PEN America honors Edwidge Danticat for career achievements

Novelist and short-story writer to receive the PEN/Nabakov Award for Achievement in International Literature.

February 04, 2026

PEN America has announced that Haitian-American writer Edwidge Danticat will receive the PEN/Nabakov Award for Achievement in International Literature as part of its 2026 Literary Awards showcase.

An acclaimed fiction writer and essayist, Danticat is the Wun Tsun Tam Mellon Professor of the Humanities and a professor of African American and African Diaspora Studies.

According to a news release Friday from the literary organization, “The PEN/Nabokov prize recognizes Edwidge Danticat’s place as perhaps the most prominent, critically acclaimed Haitian-American author of her time.

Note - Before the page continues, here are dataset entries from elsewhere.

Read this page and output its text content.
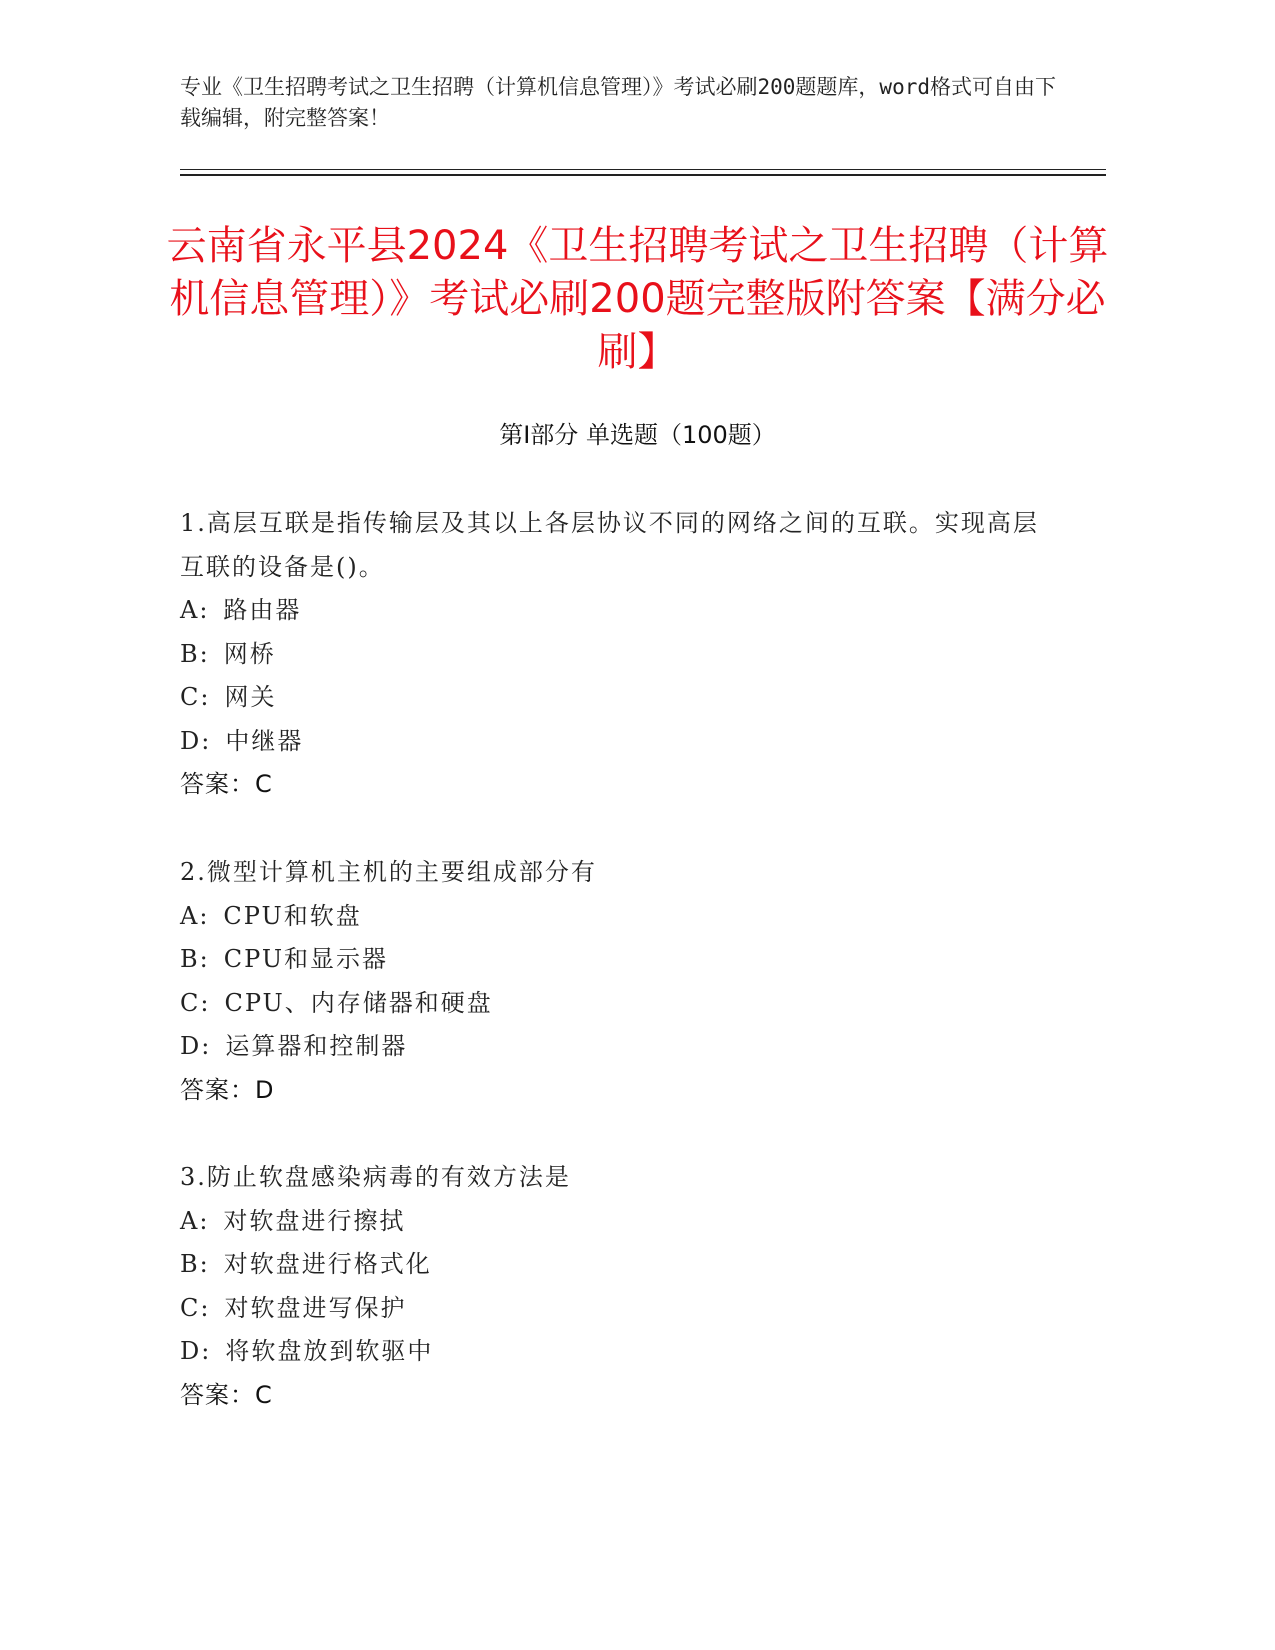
专业《卫生招聘考试之卫生招聘（计算机信息管理）》考试必刷200题题库，word格式可自由下载编辑，附完整答案！
云南省永平县2024《卫生招聘考试之卫生招聘（计算机信息管理）》考试必刷200题完整版附答案【满分必刷】
第Ⅰ部分 单选题（100题）
1.高层互联是指传输层及其以上各层协议不同的网络之间的互联。实现高层互联的设备是()。
A: 路由器
B: 网桥
C: 网关
D: 中继器
答案：C
2.微型计算机主机的主要组成部分有
A: CPU和软盘
B: CPU和显示器
C: CPU、内存储器和硬盘
D: 运算器和控制器
答案：D
3.防止软盘感染病毒的有效方法是
A: 对软盘进行擦拭
B: 对软盘进行格式化
C: 对软盘进写保护
D: 将软盘放到软驱中
答案：C
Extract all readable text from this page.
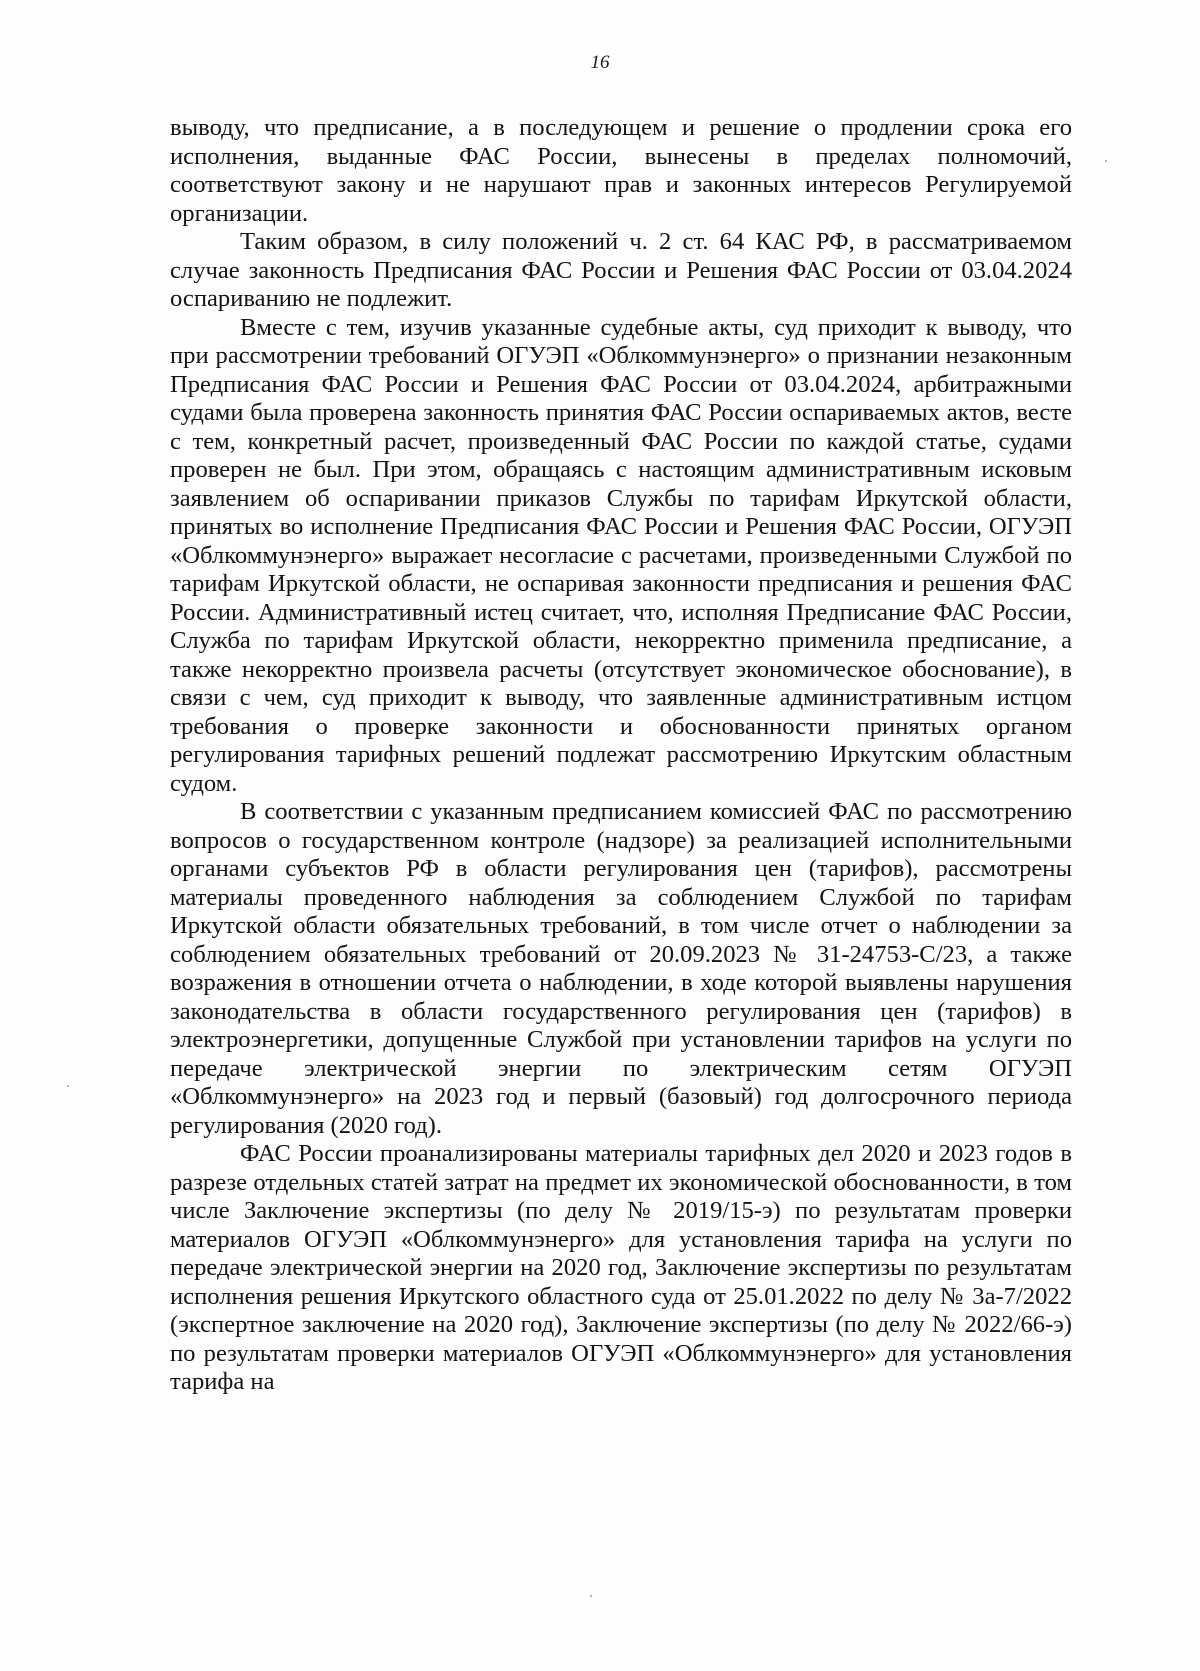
16

выводу, что предписание, а в последующем и решение о продлении срока его исполнения, выданные ФАС России, вынесены в пределах полномочий, соответствуют закону и не нарушают прав и законных интересов Регулируемой организации.

Таким образом, в силу положений ч. 2 ст. 64 КАС РФ, в рассматриваемом случае законность Предписания ФАС России и Решения ФАС России от 03.04.2024 оспариванию не подлежит.

Вместе с тем, изучив указанные судебные акты, суд приходит к выводу, что при рассмотрении требований ОГУЭП «Облкоммунэнерго» о признании незаконным Предписания ФАС России и Решения ФАС России от 03.04.2024, арбитражными судами была проверена законность принятия ФАС России оспариваемых актов, весте с тем, конкретный расчет, произведенный ФАС России по каждой статье, судами проверен не был. При этом, обращаясь с настоящим административным исковым заявлением об оспаривании приказов Службы по тарифам Иркутской области, принятых во исполнение Предписания ФАС России и Решения ФАС России, ОГУЭП «Облкоммунэнерго» выражает несогласие с расчетами, произведенными Службой по тарифам Иркутской области, не оспаривая законности предписания и решения ФАС России. Административный истец считает, что, исполняя Предписание ФАС России, Служба по тарифам Иркутской области, некорректно применила предписание, а также некорректно произвела расчеты (отсутствует экономическое обоснование), в связи с чем, суд приходит к выводу, что заявленные административным истцом требования о проверке законности и обоснованности принятых органом регулирования тарифных решений подлежат рассмотрению Иркутским областным судом.

В соответствии с указанным предписанием комиссией ФАС по рассмотрению вопросов о государственном контроле (надзоре) за реализацией исполнительными органами субъектов РФ в области регулирования цен (тарифов), рассмотрены материалы проведенного наблюдения за соблюдением Службой по тарифам Иркутской области обязательных требований, в том числе отчет о наблюдении за соблюдением обязательных требований от 20.09.2023 № 31-24753-С/23, а также возражения в отношении отчета о наблюдении, в ходе которой выявлены нарушения законодательства в области государственного регулирования цен (тарифов) в электроэнергетики, допущенные Службой при установлении тарифов на услуги по передаче электрической энергии по электрическим сетям ОГУЭП «Облкоммунэнерго» на 2023 год и первый (базовый) год долгосрочного периода регулирования (2020 год).

ФАС России проанализированы материалы тарифных дел 2020 и 2023 годов в разрезе отдельных статей затрат на предмет их экономической обоснованности, в том числе Заключение экспертизы (по делу № 2019/15-э) по результатам проверки материалов ОГУЭП «Облкоммунэнерго» для установления тарифа на услуги по передаче электрической энергии на 2020 год, Заключение экспертизы по результатам исполнения решения Иркутского областного суда от 25.01.2022 по делу № 3а-7/2022 (экспертное заключение на 2020 год), Заключение экспертизы (по делу № 2022/66-э) по результатам проверки материалов ОГУЭП «Облкоммунэнерго» для установления тарифа на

Her work has connected millions of readers globally, both immigrants and non-immigrants, to Haitian culture and the immigrant experience in the United States, while expanding the definition of ‘Americanness.’”

The panel of judges for the award wrote that Danticat, in her “border-transcending” writing, “has shaped the landscape of fiction and non-fiction alike, sometimes with the sweeping force of her stories about identity and the diaspora, sometimes with her mournful and steady framing of grief as we know it.” 

A contributor to The New Yorker since 1999, Danticat is the author of 18 books, including "Breath, Eyes, Memory," an Oprah Book Club selection, "Krik? Krak!," a National Book Award finalist, "The Farming of Bones," an American Book Award winner; the novels-in-stories, "The Dew Breaker," "Claire of the Sea Light," and "The Art of Death," a National Book Critics Circle finalist for Criticism. She has written seven books for children and young adults, a travel narrative, "After the Dance," and two essay collections, "Create Dangerously" and "We're Alone.”

“We’re Alone” was recently named a finalist in the non-fiction category of the National Book Critics Circle awards, as well as in the creative nonfiction category of the Firecracker Awards, given annually by the Community of Literary Magazines & Presses. 

The awards ceremony includes the conferring of 10 book prizes to 50 finalists also named in the press release. The event will be held Tuesday, March 31, at The Town Hall in New York City. Famously called the “Oscars for books,” the ceremony features live music performances, dramatic readings, and authors’ celebratory remarks on stage as they are revealed as winners.